Parallelism
TileDB’s design supports parallelized read and write queries. This document outlines parallelized reds and writes and the configuration parameters you can use to control the amount of parallelization for both. Visit Configuration for a full list of configuration parameters and more details about each of the following parameters mentioned here.
Reads
When you perform a read query, TileDB goes through the following steps in this order:
- Identify the physical attribute data tiles relevant to the query, and prune the rest.
- Perform parallel I/O to retrieve those tiles from the storage backend.
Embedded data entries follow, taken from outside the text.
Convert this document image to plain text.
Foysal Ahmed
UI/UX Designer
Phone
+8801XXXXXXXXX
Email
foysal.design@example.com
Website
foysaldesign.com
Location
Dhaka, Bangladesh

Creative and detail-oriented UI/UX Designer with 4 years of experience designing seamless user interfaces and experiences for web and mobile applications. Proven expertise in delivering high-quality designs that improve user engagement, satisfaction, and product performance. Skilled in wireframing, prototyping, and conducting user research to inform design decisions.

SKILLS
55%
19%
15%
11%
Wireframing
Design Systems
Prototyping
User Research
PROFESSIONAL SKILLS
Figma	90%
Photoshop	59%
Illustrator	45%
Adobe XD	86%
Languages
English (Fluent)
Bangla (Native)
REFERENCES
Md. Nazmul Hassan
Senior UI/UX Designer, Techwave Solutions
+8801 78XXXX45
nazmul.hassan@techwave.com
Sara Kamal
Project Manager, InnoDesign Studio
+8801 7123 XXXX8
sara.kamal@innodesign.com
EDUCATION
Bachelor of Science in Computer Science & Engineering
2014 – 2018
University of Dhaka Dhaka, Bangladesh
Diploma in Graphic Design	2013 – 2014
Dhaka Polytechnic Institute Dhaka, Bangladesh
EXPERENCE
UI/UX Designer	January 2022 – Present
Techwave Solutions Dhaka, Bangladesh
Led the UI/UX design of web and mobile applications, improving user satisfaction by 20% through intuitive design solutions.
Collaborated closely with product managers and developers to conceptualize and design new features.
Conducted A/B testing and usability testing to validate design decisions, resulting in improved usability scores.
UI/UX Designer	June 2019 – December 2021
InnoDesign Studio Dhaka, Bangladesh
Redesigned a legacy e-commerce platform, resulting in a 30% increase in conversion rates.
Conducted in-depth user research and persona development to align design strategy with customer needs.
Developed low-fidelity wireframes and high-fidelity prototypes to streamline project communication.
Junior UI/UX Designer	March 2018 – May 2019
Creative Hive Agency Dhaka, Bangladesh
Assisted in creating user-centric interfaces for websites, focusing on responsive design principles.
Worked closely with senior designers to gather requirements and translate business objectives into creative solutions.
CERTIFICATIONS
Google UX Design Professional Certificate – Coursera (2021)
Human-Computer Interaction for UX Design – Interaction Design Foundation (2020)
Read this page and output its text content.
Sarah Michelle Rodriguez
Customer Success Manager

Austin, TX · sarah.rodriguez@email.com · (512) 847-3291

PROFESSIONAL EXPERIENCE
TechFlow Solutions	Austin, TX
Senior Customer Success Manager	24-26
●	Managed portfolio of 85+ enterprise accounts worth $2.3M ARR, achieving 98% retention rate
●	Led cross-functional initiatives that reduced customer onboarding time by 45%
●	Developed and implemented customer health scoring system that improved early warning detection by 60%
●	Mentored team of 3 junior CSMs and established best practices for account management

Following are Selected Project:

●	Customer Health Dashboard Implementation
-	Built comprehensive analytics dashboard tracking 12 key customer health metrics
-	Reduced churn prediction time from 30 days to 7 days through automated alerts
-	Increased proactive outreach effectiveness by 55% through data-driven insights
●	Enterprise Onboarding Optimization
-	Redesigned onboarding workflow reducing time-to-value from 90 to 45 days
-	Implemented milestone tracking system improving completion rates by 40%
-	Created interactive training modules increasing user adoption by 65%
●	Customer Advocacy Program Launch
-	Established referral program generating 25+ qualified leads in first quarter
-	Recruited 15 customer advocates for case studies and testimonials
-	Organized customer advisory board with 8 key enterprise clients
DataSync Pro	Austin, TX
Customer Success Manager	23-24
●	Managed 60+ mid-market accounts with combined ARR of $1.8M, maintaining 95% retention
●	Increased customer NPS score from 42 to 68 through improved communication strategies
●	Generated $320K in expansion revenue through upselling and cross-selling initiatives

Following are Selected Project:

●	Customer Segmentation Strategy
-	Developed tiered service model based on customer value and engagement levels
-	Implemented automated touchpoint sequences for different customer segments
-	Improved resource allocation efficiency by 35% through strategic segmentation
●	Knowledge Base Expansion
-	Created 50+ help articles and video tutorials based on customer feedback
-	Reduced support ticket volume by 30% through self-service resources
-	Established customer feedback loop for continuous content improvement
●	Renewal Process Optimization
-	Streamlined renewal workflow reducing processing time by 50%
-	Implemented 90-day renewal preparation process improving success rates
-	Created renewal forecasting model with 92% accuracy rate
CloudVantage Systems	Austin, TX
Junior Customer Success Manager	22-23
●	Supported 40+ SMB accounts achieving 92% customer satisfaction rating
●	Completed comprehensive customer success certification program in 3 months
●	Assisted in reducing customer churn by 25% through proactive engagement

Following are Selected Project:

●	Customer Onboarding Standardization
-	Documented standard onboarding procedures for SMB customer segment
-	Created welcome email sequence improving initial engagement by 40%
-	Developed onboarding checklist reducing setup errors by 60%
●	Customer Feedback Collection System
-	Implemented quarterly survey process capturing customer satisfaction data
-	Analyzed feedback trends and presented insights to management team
- Unfilter on the data tiles in parallel to get the raw cell values and coordinates.
- Perform a refining step to get the actual results and organize them in the query layout.
TileDB parallelizes all steps, but the following subsections focus on steps 2 and 3, which are the most heavyweight.
Parallel I/O
TileDB reads the relevant tiles from all attributes to be read in parallel based on the following pseudocode:
parallel_for_each attribute being read:
parallel_for_each relevant tile of the attribute read:
prepare a byte range to be read (I/O task)TileDB computes the byte ranges required to be fetched from each attribute file. Those byte ranges might be disconnected, and there might be many of them, especially with multi-range subarrays. To reduce the latency of the I/O requests (especially on cloud object stores), TileDB tries to merge byte ranges that are close to each other and dispatch fewer, larger I/O requests instead of many smaller ones. More specifically, TileDB merges two byte ranges if their gap size is smaller than "vfs.min_batch_gap" and their resulting size is smaller than "vfs.min_batch_size". Then, each byte range (always corresponding to the same attribute file) becomes an I/O task. TileDB dispatches these I/O tasks for concurrent execution, where the "sm.io_concurrency_level parameter" configuration parameter controls the maximum level of concurrency.
TileDB may further partition each byte range to be fetched based on the value of "vfs.file.max_parallel_ops" (for POSIX and Windows systems), "vfs.<backend>.max_parallel_ops" (for cloud object stores, where <backend> is either s3, azure, or gcs) and "vfs.min_parallel_size". TileDB then reads those partitions in parallel.
Parallel tile unfiltering
Once the relevant data tiles are in main memory, TileDB unfilters them (that is, it runs the filters applied during writes in reverse) in parallel in a nested manner, based on the following pseudocode:
for_each attribute being read:
parallel_for_each tile of the attribute read:
parallel_for_each chunk of the tile:
unfilter chunkThe TileDB filter list has a parameter that controls the size of each “chunk” of a tile. This parameter defaults to 64 KB.
The "sm.compute_concurrency_level" configuration parameter affects these for loops, although it is not recommended to modify this configuration parameter from its default setting. The nested parallelism in reads allows for maximum usage of the available cores for filtering (such as compression and decompression), in either the case where the query intersects fewer, larger tiles or more, smaller tiles.
Writes
When you perform a write query, TileDB goes through the following steps in this order:
- Reorganize the cells in the global cell order and into attribute data tiles.
- Filter the attribute data tiles to be written.
- Perform parallel I/O to write those tiles to the storage backend.
TileDB parallelizes all steps, but the following subsections focus on steps 2 and 3, which are the most heavyweight.
Parallel tile filtering
TileDB uses a similar strategy for writes as it does for reads:
parallel_for_each attribute being written:
for_each tile of the attribute being written:
parallel_for_each chunk of the tile:
filter chunkSimilar to reads, the "sm.compute_concurrency_level" parameter affects these for loops, although it is not recommended to modify this configuration parameter from its default setting.
Parallel I/O
Similar to reads, TileDB creates I/O tasks for each tile of every attribute. TileDB then dispatches these I/O tasks for concurrent execution, where the "sm.io_concurrency_level" configuration parameter controls the maximum level of concurrency.
For POSIX and Windows, if a data tile is large enough, the VFS layer partitions the tile based on configuration parameters "vfs.file.max_parallel_ops" and "vfs.min_parallel_size". TileDB then writes those partitions in parallel by using the VFS thread pool. The "vfs.io_concurrency" configuration parameter controls the size of the VFS thread pool.
For cloud object stores, TileDB buffers potentially many tiles and issues parallel, multipart upload requests to cloud storage. The size of the buffer is equal to \(S × O\), with \(S\) being the value of "vfs.<backend>.multipart_part_size", \(O\) being the value of "vfs.<backend>.max_parallel_ops", and <backend> being s3, azure, or gcp, depending on your cloud storage backend. When the buffer is filled, TileDB issues "vfs.<backend>.max_parallel_ops" parallel, multipart upload requests to cloud storage.